In a Pashtun society, it is considered shameful if one has married and don’t have a child after one year. Otherwise, couples are stigmatised for being unhealthy in having productive sex. It is famous proverb “Pehla bacha Mahhaly walon k liye hota ha,” (First child is for villagers). In other words, it means one must have a child in the year after marriage otherwise neighbours start stigmatising the couple. Healthy family planning behaviours need an amelioration from these areas to promote it effectively.

Different factors that will impact an individual’s choice whether to utilise successful family planning include the media, recent developments, life occasions, social policy, laws and general data exchange. Private life occasions, for example, supporting a companion through premature birth, may likewise deliver a stamped behaviour change. People are exposed to a lot of data every day. Certain pictures and thoughts may influence a behaviour change, while others will be filtered and disposed of before the day’s over. Repeated flows of information will have a greater amount of effect than irregular pictures and messages. A well-pitched health campaign may impact a person to embrace new practices, and repeated messages on public transport billboards, TV, and radio may act to strengthen such a behaviour change.

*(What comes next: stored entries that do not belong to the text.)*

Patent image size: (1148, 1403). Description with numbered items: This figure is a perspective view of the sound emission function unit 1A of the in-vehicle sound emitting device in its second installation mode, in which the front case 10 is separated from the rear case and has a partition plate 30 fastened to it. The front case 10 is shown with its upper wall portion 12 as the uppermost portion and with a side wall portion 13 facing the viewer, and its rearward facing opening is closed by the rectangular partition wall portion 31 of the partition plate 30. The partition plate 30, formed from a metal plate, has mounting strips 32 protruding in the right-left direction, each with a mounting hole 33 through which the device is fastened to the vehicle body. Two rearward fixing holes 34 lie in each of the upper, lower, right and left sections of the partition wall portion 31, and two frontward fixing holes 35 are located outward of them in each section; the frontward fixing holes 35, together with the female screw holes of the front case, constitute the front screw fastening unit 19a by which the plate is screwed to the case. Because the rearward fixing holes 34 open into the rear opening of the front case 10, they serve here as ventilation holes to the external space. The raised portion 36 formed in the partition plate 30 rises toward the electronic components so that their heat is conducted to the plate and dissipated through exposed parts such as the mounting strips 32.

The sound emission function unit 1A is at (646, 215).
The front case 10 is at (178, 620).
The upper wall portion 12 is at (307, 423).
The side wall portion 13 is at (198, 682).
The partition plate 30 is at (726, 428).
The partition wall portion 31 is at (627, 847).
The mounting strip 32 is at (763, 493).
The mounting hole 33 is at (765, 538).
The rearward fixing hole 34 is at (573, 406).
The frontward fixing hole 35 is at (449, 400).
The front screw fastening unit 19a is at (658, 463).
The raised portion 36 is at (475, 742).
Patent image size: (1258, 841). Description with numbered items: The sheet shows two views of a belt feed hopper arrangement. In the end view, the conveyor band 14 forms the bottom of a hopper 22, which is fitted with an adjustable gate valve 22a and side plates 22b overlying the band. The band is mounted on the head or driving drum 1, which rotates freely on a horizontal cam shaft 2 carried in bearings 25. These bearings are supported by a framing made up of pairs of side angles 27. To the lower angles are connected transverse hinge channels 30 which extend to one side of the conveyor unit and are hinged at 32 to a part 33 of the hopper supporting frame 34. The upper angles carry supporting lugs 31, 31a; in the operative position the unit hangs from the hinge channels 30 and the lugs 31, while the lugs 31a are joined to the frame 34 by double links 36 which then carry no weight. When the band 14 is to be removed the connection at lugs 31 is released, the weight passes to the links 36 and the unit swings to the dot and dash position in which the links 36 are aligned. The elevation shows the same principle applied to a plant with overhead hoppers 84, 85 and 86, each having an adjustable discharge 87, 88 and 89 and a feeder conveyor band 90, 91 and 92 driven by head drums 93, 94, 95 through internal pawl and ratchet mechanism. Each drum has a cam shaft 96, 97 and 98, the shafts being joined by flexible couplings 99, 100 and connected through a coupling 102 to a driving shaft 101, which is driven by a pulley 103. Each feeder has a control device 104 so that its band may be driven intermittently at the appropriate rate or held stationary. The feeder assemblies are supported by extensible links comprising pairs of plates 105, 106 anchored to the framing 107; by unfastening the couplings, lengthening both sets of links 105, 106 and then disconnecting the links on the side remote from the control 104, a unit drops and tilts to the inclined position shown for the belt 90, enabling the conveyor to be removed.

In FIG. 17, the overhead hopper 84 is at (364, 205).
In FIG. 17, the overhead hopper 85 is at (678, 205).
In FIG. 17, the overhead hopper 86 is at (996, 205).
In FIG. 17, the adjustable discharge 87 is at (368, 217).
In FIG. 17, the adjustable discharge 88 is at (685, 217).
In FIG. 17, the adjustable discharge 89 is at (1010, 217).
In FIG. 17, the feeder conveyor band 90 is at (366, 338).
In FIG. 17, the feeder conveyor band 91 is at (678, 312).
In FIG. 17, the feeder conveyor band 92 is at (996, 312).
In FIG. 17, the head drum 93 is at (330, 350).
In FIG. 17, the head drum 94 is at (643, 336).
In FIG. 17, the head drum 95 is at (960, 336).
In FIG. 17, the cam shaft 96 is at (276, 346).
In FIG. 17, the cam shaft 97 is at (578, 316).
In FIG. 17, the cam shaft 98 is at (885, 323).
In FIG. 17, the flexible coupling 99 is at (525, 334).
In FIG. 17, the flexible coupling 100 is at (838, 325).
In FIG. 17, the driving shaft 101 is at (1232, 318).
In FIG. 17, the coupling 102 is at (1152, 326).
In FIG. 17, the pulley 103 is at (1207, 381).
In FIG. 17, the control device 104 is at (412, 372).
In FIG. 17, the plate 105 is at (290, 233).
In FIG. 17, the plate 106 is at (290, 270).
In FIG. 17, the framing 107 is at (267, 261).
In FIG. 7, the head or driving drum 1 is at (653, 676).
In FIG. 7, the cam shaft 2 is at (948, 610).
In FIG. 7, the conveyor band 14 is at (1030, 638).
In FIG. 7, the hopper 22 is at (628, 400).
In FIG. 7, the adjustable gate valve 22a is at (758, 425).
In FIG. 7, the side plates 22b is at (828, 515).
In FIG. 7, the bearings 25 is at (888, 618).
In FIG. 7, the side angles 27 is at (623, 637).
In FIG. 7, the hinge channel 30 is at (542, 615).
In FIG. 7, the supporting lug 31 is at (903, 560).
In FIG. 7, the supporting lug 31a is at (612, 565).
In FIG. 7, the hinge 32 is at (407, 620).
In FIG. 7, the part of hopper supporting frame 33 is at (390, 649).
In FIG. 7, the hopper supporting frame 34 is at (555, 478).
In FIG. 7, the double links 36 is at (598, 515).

Behaviours should be reinforced if an individual gets some positive feedback from someone whose opinion the person value. However, there are different policy models of incentives which can be adapted to make a successful intervention. For example, in the 1950s, the Indian government introduced an incentive policy for childbearing behaviours. Three groups of people were targeted, which included men and women complying with the government family planning policy, providers of services and promoters. All three groups were awarded for compliance with family planning programs. Bangladesh, despite its farfetched poverty, extended financial support; leading to a dramatic reduction in the population growth.

In a likewise manner, we need laws to intervene in individual behaviour. The UN declared that it was the right of every individual to decide when to have or whether to not have a child. To make women and men freely decide, we need to educate them more, make gender equality more possible, and liberate ourselves from traditional customs and norms.